• Yoo, j’ai besoin de faire pipi !
  • Yoo, moi aussi !

C’est à peu près comme ça que se déroulent les conversations post-3 bières avec mes copines. Je sais, notre lyrisme légendaire vaut bien vos regards de travers, vous qui nous jugez dans le bus lorsque l’on décide de jeter notre dévolu sur un house party après un predrink arrosé.
Ceux qui ont déjà offert à leurs papilles le doux plaisir d’une blonde, rousse ou brune sauront que de décider d’aller aux toilettes équivaut à un arrêt de mort. Une fois que la barrière de la bière-pipi est franchie, there’s no turning back. Opération chutes de Niagara. Avalanche aquatique.
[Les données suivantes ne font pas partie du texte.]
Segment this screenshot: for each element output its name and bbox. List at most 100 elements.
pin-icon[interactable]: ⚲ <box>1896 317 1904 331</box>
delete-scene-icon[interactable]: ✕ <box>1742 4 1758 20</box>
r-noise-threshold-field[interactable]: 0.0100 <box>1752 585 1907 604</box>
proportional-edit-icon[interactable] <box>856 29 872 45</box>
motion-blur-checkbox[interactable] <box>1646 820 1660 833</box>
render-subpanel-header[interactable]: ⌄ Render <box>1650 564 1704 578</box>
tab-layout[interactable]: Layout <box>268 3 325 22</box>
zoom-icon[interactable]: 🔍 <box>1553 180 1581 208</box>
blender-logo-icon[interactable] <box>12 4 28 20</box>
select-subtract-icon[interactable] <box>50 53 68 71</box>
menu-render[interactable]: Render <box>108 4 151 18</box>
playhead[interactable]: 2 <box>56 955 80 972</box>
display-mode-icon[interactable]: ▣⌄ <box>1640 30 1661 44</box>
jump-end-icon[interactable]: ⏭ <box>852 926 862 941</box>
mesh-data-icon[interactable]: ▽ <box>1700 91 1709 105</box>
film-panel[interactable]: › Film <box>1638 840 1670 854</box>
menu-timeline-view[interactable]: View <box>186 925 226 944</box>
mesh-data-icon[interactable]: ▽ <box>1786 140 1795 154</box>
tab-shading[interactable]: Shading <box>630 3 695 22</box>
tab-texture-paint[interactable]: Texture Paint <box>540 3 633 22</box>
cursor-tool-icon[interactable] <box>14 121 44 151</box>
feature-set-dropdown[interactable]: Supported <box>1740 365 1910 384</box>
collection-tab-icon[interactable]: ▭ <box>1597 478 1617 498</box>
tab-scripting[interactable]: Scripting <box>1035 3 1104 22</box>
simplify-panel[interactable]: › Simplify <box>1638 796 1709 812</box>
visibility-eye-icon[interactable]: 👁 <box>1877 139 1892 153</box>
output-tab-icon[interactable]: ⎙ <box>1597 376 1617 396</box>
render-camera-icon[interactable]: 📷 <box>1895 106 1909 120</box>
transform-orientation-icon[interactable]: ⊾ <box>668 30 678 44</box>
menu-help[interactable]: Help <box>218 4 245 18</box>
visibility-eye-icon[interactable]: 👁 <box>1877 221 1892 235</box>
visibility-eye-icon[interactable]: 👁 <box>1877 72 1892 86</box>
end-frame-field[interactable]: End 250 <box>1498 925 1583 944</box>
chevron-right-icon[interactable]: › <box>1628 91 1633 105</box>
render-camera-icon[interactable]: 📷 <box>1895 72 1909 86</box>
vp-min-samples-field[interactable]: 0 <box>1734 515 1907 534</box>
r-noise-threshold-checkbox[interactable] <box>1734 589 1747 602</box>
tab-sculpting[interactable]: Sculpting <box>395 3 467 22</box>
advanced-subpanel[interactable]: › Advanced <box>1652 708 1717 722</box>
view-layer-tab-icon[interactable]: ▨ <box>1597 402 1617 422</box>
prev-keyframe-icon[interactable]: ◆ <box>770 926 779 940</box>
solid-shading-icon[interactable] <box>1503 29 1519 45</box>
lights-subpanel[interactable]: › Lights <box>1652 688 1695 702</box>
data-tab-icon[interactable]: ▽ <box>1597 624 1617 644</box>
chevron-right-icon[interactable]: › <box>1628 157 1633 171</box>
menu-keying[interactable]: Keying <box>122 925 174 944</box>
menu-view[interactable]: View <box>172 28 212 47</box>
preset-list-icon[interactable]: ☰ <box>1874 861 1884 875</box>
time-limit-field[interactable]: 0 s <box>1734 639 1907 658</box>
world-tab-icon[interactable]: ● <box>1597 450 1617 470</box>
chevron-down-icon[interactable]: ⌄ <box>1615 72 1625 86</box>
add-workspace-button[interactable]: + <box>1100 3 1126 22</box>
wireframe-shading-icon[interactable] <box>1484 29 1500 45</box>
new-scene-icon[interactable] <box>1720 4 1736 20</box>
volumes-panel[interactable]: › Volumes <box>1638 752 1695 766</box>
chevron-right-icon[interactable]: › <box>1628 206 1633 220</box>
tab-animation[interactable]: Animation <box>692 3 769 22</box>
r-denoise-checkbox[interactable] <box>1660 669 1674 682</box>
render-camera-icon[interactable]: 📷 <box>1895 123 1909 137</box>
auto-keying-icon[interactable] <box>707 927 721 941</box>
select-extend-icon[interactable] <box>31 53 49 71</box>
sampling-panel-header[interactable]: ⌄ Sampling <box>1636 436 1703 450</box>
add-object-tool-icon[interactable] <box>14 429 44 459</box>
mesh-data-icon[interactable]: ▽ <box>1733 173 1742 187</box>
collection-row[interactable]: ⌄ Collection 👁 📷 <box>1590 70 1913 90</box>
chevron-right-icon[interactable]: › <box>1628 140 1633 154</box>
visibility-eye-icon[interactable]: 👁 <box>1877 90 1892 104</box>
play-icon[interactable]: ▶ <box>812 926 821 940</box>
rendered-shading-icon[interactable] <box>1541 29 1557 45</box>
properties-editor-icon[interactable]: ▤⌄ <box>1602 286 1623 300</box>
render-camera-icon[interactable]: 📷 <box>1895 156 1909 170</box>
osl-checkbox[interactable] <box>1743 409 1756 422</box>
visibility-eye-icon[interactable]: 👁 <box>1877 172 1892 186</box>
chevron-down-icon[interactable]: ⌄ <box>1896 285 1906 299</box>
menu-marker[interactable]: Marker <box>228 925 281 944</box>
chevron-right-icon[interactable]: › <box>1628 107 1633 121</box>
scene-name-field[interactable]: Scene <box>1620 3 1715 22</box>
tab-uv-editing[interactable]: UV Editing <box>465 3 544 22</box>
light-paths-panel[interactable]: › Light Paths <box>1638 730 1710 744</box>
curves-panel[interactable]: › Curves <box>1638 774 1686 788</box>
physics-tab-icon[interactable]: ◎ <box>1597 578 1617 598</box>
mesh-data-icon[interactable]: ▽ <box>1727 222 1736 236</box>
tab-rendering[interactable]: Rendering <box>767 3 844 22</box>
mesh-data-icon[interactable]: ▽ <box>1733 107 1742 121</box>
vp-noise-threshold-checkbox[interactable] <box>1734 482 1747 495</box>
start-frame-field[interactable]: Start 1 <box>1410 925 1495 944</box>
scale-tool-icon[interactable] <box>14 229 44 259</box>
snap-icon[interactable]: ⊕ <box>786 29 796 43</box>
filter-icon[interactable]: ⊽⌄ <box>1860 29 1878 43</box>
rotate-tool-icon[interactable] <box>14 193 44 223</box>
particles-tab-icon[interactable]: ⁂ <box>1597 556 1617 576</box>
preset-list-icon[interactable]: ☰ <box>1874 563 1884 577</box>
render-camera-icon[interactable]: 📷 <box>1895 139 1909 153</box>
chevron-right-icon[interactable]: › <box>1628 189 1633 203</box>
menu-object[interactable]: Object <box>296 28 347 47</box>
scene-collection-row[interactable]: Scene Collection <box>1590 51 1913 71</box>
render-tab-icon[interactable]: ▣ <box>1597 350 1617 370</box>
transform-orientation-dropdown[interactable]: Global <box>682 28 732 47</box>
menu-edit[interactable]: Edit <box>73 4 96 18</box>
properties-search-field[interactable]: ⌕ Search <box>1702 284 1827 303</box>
Bref, vous avez compris le délire.

Quand une copine décide qu’il est l’heure d’aller soulager sa vessie débordante, le gong est sonné pour nous toutes. On ne peut plus attendre, on trépigne d’impatience, on se ronge les ongles, on se pousse dans les escaliers et on sort tous les jurons dans toutes les langues possibles (qui se transforment invariablement par un long tabarnaaaaaak plaintif).
Lors de ce moment fatidique, la justice féminine veut que nous n’attendions pas sagement l’une après l’autre, en file indienne derrière la porte des toilettes. Quelle idée saugrenue.

Et vas-y que les mains s’agrippent et que la porte des WC se fait défoncer par une colonie de jeunes filles en pleine apothéose urinaire. J’imagine bien que bon nombre de gars doivent se demander qu’est-ce que nous pouvons bien faire entassées dans une salle de bain. Il est certain qu’une seule cuvette ne puisse nous contenir toutes en même temps. Mais alors, quel secret cachons-nous là-dedans ?

Voyez la scène comme les coulisses d’un spectacle. Nous rembourrons nos soutifs, tout en rabibochant les plumes de notre décolleté ébouriffées par la nuit venue. Le parfum est vaporisé,   paillettes, strass et diamants sont remis en place, le khôl est retracé, épongé. C’est l’arrière-scène du Met Gala dans l’appartement sur Mont-Royal, l’ombre d’une chanson se faufilant sous le pas de la porte.

Pendant que l’une s’applique à faire pipi le plus gracieusement possible, une autre se pose sur le rebord du bain songeuse, à regarder celle qui réapplique son rouge avec justesse. Ça jacasse, ça Snapchat, ça rigole, ça renverse du vin sur le carrelage. Le rideau est tombé quelques instants, les corps sont plus détendus, les sourires moins crispés, on est entre nous. Pause-pipi rime avec détente. On desserre le pantalon, on réajuste son collier et on secoue nos cheveux.

Derrière la porte, la soirée bat son plein quelques garçons nous ont vu nous précipiter aux toilettes, main dans la main en piaillant le plus naturellement du monde. Curieux, ils se demandent ce que l’on trafique là-dedans. Ce lieu d’habitude si ordinaire avec son rideau de douche défraichi, son papier toilette extra doux et ses savons dépareillés devient pendant quelques instants un speakeasy mystérieux, merveilleux monde où les filles vont se perdre.

Lorsque nous en sortons, ils s’y dirigent, mine de rien, et rallume la lumière. Devant eux, rien n’a changé, le rideau est toujours défraîchi, le papier toujours aussi doux et les savons désassortis. Déçus, ils referment la porte, laissant échapper une plume.